Pubblicato il 30 aprile 2010 da Flavia

Tra tutti i miei ricordi la Grecia, dove ho vissuto tra il 2001 e il 2004 e dove ho trascorso i miei primi mesi di gravidanza, ha un posto insostituibile. In questi giorni non posso che ripensare a quella terra con cui ho avuto una vera, fulminante storia d’amore, con una fortissima stretta al cuore. E dire che in quegli anni avevo proprio l’impressione di un popolo affamato di piaceri, come le lunghe notti ai “bouzukia” dove si mangia, si canta, si beve, ci si tirano fiori e si alla fine si sale sul palco a ballare con gli artisti famosi… gente che osava vivere sempre un po’ al di sopra delle sue possibilità, ma anche gente che appena arrivi su un’isola ti dice subito qual è il punto migliore da cui godere il tramonto. Speriamo che ce la facciano, perchè hanno un gran cuore.
Ne riparlerò, e intanto proseguo da qui

————–

Mira, 2005

La riviera del Brenta è un posto molto suggestivo, ma io la conosco solo per uno stabilimento, quello dell’antica Miralanza, che si trova a Mira, appunto. (E’ lì che mi hanno regalato la bellissima collezione di libri di Calimero che hanno quasi la mia età, e che oggi cerco di proteggere dai Pezzetti per non rovinarli).  Ci vado molto spesso per le riunioni con la ricerca e sviluppo.

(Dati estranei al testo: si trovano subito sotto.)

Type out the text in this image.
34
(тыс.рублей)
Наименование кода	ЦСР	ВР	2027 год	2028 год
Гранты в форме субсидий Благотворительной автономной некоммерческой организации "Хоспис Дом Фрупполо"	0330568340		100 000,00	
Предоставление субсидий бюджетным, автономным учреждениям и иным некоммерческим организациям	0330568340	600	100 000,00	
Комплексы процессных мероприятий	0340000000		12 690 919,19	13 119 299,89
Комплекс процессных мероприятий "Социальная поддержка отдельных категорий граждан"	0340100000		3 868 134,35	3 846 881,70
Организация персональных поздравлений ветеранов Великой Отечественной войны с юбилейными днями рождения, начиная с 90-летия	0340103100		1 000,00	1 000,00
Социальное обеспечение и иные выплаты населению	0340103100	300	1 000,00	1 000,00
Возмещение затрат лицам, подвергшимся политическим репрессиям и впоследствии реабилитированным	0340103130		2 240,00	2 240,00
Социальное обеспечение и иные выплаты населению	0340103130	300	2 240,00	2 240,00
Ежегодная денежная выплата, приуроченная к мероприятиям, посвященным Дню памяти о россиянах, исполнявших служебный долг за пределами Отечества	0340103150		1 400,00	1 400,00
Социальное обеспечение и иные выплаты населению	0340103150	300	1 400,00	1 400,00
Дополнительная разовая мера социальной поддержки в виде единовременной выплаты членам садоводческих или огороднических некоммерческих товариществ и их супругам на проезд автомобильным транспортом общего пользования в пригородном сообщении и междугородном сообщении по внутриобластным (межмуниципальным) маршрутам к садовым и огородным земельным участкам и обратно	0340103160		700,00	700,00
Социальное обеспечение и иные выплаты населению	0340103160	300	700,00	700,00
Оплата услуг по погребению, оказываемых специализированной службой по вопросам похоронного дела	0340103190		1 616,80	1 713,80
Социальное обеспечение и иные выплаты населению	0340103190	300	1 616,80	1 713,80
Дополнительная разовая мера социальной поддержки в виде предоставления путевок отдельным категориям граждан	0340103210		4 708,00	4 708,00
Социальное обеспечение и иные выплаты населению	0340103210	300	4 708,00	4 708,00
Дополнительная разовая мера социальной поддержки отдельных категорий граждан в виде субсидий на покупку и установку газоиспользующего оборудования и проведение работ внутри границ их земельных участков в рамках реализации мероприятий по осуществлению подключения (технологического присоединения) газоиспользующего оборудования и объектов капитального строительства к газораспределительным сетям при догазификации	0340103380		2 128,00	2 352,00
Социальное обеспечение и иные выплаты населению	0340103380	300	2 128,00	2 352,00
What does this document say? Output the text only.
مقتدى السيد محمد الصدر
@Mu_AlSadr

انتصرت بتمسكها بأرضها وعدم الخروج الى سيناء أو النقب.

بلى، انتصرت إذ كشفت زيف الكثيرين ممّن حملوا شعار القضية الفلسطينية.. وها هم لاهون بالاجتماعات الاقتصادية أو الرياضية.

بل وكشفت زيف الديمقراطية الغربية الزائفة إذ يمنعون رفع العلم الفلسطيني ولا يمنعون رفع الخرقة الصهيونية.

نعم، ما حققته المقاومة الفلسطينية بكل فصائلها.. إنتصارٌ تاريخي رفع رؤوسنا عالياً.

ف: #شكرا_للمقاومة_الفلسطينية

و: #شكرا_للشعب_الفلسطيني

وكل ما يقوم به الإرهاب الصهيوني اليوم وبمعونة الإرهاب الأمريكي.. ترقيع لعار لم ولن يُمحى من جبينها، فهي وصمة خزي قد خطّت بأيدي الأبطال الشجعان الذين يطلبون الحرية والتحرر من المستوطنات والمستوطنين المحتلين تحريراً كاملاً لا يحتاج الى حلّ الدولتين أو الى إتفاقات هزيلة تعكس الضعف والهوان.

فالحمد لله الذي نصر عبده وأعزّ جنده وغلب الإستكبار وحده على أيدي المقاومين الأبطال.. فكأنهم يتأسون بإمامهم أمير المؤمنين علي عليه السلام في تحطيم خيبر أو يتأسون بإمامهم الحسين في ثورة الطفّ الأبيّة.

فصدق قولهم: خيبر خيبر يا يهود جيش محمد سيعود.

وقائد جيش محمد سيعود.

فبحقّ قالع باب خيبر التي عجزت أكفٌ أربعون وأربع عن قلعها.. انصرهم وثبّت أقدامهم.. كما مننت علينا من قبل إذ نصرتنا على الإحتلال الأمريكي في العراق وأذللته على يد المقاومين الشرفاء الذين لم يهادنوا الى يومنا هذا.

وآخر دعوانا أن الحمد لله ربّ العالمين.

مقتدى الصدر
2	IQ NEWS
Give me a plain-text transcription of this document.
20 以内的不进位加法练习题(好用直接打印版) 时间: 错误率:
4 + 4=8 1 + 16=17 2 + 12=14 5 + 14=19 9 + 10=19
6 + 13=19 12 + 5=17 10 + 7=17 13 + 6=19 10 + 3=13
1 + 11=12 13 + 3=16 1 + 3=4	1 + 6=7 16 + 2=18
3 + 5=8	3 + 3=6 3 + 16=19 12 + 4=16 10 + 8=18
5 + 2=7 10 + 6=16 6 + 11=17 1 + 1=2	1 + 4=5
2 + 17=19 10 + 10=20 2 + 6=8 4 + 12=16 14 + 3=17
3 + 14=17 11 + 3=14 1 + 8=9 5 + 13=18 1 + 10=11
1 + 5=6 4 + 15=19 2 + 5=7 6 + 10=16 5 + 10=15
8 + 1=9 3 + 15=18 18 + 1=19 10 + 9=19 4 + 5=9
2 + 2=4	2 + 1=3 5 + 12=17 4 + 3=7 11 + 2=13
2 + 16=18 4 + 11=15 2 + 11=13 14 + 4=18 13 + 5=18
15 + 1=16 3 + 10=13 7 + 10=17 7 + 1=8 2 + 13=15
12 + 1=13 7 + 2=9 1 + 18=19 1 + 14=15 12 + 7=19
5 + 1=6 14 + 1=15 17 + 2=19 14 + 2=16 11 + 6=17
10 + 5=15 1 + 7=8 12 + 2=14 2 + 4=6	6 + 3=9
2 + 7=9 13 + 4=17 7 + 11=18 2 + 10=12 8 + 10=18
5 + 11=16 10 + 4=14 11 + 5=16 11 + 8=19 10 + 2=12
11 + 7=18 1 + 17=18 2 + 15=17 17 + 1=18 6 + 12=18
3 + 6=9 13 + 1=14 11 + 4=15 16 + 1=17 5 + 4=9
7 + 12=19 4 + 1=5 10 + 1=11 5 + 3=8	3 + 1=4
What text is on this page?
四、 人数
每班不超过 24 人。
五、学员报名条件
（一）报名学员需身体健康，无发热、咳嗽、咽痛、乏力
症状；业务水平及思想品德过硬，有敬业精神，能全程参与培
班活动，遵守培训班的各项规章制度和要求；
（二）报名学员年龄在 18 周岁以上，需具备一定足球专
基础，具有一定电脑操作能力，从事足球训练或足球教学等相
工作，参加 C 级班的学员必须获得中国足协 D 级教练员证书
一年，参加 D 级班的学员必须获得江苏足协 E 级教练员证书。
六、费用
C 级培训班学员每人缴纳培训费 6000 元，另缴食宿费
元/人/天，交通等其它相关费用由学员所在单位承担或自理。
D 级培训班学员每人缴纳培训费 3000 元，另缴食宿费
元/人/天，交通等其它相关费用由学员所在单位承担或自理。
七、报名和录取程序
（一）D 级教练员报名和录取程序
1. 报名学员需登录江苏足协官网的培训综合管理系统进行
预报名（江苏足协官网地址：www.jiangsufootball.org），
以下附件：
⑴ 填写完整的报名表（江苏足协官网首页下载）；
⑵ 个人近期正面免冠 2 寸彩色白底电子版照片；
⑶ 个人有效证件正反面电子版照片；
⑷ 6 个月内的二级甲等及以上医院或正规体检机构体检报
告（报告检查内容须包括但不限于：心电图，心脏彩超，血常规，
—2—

Stamattina A., tedesca, mia coetanea ma ora mia sottoposta per i vari “giri” delle varie ruote aziendali, mi ha invitata ad andare a correre con lei. Il giro in campagna è bellissimo ma dura la bellezza di un’ora, e non è che io sia così allenata. Verso la fine, per non farmi vedere troppo spompata e per non rimanere indietro, la supero. Mossa sbagliatissima, perchè dopo pochi metri lei mi risupera, come per dire “guarda che andavo così piano solo per aspettare te, scema”. La ritrovo dieci minuti dopo nel giardino dell’albergo. Mentre gli altri fanno colazione all’aperto e ci guardano un po’ straniti, io sono tutta rossa e stravolta. Ma sono felice mentre faccio stretching.

Barcellona, 2003

Siamo scese da un aereo, passate in albergo a lasciare le nostre cose e uscite subito per mangiare qualcosa. Ci siamo sedute sulla Rambla e abbiamo ordinato tapas: prosciutto, formaggio, frittata. Al tavolo accanto c’è una rumorosa comitiva di ragazzotti americani. Uno di loro, un po’ alticcio, ci chiede di dove siamo e attacca bottone, per poi chiederci di unirci a loro per il resto della serata (come era prevedibile). Melina, la brand manager greca tanto carina, è a disagio: sono il suo capo, non sa bene come reagire. Declino l’invito ridendo: “domani ci alziamo presto, abbiamo molto da fare..” Qualche drink dopo perderà le inibizioni e mi dirà “èmeine me to poulaki sto keri! – è rimasto con l’uccellino in mano”. Così ho imparato come si dice in greco “andare in bianco”.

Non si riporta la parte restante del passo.